Le couple avait donc indiqué au système que Halvor prenait tout le congé parental et après la reconnaissance par l’Etat Norvégien de la paternité de Markus, ils ont pu modifier leur demande et rajouter Markus comme deuxième parent. Halvor a ainsi pris 4 mois de congés et Markus 6 mois. Ce n’était pas si automatique mais il n’a fallu que quelques emails à l’administration.
« L’important pour moi a été le soutien de mon entreprise pendant cette période d’incertitude et de stress. J’ai également pu poser des congés sans soldes pendant plusieurs mois pour pouvoir tout gérer ». La loi joue son rôle, mais l’environnement est clé.
L’Etat norvégien n’autorise pas la GPA mais mets tout en place pour faciliter l’homoparentalité. Hypocrisie ou pragmatisme ? Chacun jugera. Il me semble qu’en tous cas la société tend vers une réelle démarche inclusive.
Pour la France, il est important de rappeler que les droits en termes de congés restent discriminants.
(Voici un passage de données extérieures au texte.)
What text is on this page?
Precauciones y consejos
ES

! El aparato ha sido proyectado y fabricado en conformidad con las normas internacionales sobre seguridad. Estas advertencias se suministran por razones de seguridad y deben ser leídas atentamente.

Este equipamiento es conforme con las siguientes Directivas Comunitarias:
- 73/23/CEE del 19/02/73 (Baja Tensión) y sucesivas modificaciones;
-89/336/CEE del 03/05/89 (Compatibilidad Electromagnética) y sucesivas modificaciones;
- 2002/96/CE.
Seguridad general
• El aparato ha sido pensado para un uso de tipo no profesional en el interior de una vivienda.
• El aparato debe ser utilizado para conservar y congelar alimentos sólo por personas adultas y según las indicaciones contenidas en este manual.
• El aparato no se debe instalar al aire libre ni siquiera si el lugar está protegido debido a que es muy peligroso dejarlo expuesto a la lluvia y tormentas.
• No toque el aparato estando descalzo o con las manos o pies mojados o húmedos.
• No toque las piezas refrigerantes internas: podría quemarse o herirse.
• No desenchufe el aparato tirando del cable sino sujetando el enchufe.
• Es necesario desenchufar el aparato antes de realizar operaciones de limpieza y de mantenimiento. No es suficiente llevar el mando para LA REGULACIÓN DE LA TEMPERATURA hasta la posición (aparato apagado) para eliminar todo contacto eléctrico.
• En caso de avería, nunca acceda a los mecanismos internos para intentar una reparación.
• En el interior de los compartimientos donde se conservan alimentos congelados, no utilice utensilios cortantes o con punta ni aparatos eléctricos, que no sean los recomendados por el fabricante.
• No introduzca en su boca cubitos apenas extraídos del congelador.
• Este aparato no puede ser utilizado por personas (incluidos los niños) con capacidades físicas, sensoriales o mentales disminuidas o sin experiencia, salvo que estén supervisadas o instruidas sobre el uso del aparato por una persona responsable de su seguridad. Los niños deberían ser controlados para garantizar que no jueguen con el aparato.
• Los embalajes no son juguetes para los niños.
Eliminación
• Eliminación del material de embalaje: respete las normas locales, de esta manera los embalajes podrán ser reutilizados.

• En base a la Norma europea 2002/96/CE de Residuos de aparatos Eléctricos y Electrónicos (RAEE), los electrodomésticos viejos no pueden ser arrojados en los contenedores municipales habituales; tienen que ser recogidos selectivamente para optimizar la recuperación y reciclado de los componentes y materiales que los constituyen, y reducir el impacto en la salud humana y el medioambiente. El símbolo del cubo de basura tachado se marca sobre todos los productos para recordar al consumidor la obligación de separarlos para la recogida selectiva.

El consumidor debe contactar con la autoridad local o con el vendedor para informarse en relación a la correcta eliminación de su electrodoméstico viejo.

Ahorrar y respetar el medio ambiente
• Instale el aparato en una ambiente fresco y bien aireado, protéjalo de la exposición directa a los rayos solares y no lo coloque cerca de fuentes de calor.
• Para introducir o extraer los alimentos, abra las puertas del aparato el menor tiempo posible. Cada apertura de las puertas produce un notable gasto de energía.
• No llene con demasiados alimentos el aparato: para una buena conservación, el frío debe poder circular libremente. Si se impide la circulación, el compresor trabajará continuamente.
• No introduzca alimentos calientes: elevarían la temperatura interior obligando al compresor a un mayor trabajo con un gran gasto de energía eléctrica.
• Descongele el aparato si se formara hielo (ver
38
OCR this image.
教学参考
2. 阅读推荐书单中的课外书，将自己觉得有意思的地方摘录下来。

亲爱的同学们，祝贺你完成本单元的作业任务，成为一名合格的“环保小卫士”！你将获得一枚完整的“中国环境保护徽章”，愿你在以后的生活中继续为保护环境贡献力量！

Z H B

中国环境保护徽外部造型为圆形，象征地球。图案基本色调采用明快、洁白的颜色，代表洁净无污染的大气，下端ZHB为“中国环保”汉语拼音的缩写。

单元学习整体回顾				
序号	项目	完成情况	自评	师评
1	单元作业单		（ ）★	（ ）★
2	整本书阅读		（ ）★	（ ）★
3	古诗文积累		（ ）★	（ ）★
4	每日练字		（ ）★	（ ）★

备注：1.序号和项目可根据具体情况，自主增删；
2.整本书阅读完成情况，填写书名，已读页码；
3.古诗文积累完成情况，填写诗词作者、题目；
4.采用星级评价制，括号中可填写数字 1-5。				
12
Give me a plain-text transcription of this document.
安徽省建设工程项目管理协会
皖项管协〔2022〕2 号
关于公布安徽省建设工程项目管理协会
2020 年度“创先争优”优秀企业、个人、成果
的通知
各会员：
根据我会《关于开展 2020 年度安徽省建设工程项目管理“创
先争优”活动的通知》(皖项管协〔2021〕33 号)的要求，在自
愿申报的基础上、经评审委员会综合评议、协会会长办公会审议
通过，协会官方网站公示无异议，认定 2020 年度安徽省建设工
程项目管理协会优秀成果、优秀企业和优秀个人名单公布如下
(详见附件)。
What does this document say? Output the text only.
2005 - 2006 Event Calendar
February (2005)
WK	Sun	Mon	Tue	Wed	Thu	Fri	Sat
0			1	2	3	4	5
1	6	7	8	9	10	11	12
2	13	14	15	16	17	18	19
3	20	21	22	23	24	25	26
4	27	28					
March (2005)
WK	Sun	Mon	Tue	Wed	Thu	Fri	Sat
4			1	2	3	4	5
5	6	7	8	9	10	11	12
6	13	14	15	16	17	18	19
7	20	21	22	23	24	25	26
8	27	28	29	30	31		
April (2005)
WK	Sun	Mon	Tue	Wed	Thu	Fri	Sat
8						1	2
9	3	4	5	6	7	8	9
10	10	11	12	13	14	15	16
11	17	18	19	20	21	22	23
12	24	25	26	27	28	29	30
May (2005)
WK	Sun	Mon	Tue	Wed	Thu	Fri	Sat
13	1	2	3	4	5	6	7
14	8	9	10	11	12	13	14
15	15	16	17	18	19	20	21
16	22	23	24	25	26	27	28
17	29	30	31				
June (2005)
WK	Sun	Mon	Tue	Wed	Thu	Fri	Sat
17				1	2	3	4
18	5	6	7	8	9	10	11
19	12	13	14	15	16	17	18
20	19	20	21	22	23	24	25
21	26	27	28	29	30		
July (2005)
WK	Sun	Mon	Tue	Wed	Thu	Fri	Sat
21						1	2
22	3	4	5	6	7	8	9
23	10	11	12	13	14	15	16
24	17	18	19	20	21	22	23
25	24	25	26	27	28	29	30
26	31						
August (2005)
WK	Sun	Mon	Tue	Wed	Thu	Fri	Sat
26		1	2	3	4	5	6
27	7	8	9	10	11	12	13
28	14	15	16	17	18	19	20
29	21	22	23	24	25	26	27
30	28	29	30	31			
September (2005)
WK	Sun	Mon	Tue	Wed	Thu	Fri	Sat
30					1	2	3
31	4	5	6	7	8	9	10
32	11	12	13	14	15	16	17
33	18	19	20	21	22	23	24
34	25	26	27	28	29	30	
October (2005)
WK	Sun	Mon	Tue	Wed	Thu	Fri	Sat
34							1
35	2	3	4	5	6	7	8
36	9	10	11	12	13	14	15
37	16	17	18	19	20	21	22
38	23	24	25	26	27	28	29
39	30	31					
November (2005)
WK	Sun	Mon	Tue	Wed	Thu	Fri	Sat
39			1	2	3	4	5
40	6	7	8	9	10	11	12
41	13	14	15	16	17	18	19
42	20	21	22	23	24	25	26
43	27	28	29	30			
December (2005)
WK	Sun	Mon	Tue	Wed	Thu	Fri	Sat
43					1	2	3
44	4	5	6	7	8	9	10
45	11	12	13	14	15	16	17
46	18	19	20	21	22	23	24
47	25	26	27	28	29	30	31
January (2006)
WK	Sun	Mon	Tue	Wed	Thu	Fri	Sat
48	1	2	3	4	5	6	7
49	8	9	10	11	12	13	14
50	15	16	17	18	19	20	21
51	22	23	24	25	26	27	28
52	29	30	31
Les couples hétérosexuels et lesbiens ont droit aux congés maternité (4 mois) et second parent (1 mois) alors que pour les couples homosexuels, un seul des pères a droit au congé paternité (1mois).
Pour Markus, c’était finalement un congé paternité comme un autre : groupe de naissance, crèche ouverte avec sa fille, visite en PMI, cours de bébé nageur avec d’autre parents, changement de couches matins et soir, nuits agitées et cernes sous les paupières.
Et surtout balade avec Åse en poussette en Norvège.
Dans les montagnes couvertes d’arbres.